Thirteen years in noises

The Ecstasy of Saint Theresa

par Jérôme Florio le 07/11/2004

Note: 7.0    

The Ecstasy of Saint Theresa (TEOST), voilà un nom et un visuel qui fleurent bon la cold-wave d'il y a vingt-cinq ans : mais pour les Tchèques, les années froides ont continué jusqu'en 1989, quand leur "Révolution de velours" a précipité la chute du régime communiste. TEOST arrive alors au bon moment pour capter l'attention d'une génération qui a faim de musique et de création. "Thirteen years in noises" scanne la carrière du groupe en quinze étapes-clés placées chronologiquement, choix judicieux qui permet de mieux en apprécier la trajectoire.

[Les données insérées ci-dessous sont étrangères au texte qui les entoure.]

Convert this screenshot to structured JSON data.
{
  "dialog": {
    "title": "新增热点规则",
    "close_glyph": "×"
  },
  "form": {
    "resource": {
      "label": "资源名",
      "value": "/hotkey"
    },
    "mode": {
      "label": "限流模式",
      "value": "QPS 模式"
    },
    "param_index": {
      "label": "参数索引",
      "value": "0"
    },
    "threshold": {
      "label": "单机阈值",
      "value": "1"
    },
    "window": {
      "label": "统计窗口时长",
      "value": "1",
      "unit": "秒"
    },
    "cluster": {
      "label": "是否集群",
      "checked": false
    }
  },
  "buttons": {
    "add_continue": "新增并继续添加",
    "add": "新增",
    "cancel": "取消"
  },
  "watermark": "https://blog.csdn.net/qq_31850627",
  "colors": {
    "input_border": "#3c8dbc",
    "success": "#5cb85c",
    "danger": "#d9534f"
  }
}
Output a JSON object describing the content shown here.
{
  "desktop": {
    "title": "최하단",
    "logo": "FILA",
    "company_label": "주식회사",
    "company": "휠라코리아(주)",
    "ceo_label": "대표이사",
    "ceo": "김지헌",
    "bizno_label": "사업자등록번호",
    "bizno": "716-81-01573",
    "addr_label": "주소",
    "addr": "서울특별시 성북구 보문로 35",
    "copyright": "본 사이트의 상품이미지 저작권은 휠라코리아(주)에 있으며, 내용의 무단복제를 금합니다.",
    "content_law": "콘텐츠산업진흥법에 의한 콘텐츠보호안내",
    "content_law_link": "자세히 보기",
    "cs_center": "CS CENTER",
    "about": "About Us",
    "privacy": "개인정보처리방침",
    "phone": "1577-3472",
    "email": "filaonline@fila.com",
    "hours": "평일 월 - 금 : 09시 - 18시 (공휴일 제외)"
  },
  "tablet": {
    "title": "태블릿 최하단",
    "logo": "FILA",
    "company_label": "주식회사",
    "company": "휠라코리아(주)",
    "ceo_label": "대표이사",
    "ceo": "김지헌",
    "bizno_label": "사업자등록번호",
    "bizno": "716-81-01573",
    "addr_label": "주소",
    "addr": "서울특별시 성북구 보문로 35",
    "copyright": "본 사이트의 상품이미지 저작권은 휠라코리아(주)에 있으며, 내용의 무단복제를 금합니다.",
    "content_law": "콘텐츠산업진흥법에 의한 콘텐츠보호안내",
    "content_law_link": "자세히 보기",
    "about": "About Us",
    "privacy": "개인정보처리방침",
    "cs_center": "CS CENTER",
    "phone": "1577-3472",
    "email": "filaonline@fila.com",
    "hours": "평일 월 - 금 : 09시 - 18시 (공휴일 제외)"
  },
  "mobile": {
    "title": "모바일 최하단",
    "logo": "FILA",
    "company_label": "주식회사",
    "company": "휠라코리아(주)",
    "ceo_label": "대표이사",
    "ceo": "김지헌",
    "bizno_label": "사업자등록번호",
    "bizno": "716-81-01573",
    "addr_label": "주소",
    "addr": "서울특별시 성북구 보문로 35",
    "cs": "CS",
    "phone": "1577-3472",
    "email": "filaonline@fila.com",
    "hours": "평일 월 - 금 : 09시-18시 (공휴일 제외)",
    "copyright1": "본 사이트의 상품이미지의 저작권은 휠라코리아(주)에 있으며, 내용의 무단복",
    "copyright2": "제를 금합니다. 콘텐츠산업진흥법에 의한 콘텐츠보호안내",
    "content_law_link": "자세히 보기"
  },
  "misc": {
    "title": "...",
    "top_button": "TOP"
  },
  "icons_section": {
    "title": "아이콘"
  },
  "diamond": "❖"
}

En 1991, la première radio indépendante du pays, Radio 1, est encore toute jeune. C'est elle qui lance le groupe en jouant souvent leur premier EP, "Pigment" - on pense aux titres énigmatiques et précis des disques de New Order ("Technique", "Brotherhood"). The Ecstasy Of Saint Theresa, un nom vaguement subversif dans un pays à forte tradition catholique (mais c'est quand même plus soft que s'appeler "division de la joie"…), et un visuel glaçant qui rappelle la plante gorgée de sang de "Violator" (Depeche Mode), voire les pochettes du label 4AD. La formation comprend alors Irma Libowitz (chant), Jan Gregar (basse), Petr Wegner (batterie), et Jan Muchow (guitare, compositions) qui reste jusqu'à aujourd'hui le seul membre d'origine.

"What's" et "Square wave" montrent TEOST sous forte influence Ride et My Bloody Valentine période "Isn't anything" : les voix de Libowitz et Muchow sont privées d'émotion, noyées dans une masse sonore compacte jouée les pieds au plancher - et les yeux vers le plancher aussi, dans une posture "shoegazer", mouvance qui a dû doper les ventes de pédales d'effet "delay" en Angleterre. Les guitares dressent un mur du son à base de distorsion énorme, électronique, où tout reste paradoxalement lisible, à commencer par la structure pop des morceaux.
Leur premier album "Susurrate" (dont est extrait la narcotique-frénétique "To Alison") leur permet de s'exporter hors de Tchécoslovaquie. Ils trouvent une oreille intéressée en la personne de John Peel, qui les invite à la BBC pour enregistrer trois titres d'une "Peel session" ici en intégralité. Le son est plus précis, mieux mixé, le propos au départ très concentré se dilate dans de longues accalmies hypnotiques ("Fluidum"). Ce goût pour l'ambient électrique se confirme sur "Her eyes have it", qui ouvre de nouvelles perspectives : on est plus proche de la transe que de l'extase, en l'absence de climax identifiable. Le remix de "Vacuum blow" est à peine une chanson, juste une membrane qui vibre dans l'espace, ce qui montre que Jan Muchow était aussi très attentif à la vague techno. C'est sans doute le meilleur moment du groupe, qui trouve son point culminant sur l'album "Free-D" (sur lequel tous les titres oscillent entre sept et dix minutes).

TEOST se réduira ensuite à Muchow et Katerina Winterová, une nouvelle chanteuse plus dans l'air du temps, moins distante que Libowitz. "Neon" et "I'm (not really) optimistic" évoluent sur le terrain balisé de l'électro chantée, à la trame rythmique parfois ultra-complexe qui demande un bon bac+8 pour savoir la programmer ("Local distortion"). Une sensualité à base de bourdonnantes lignes de basse qui fait penser, avec un peu d'avance (!), à Björk sur "Vespertine".

La compilation se referme sur le remix d'un titre des jeunes Britidh Sea Power, en lesquels Muchow dit se reconnaître à ses débuts. Une posture de passeur qui semble lui convenir au moins aussi bien que celle de défricheur.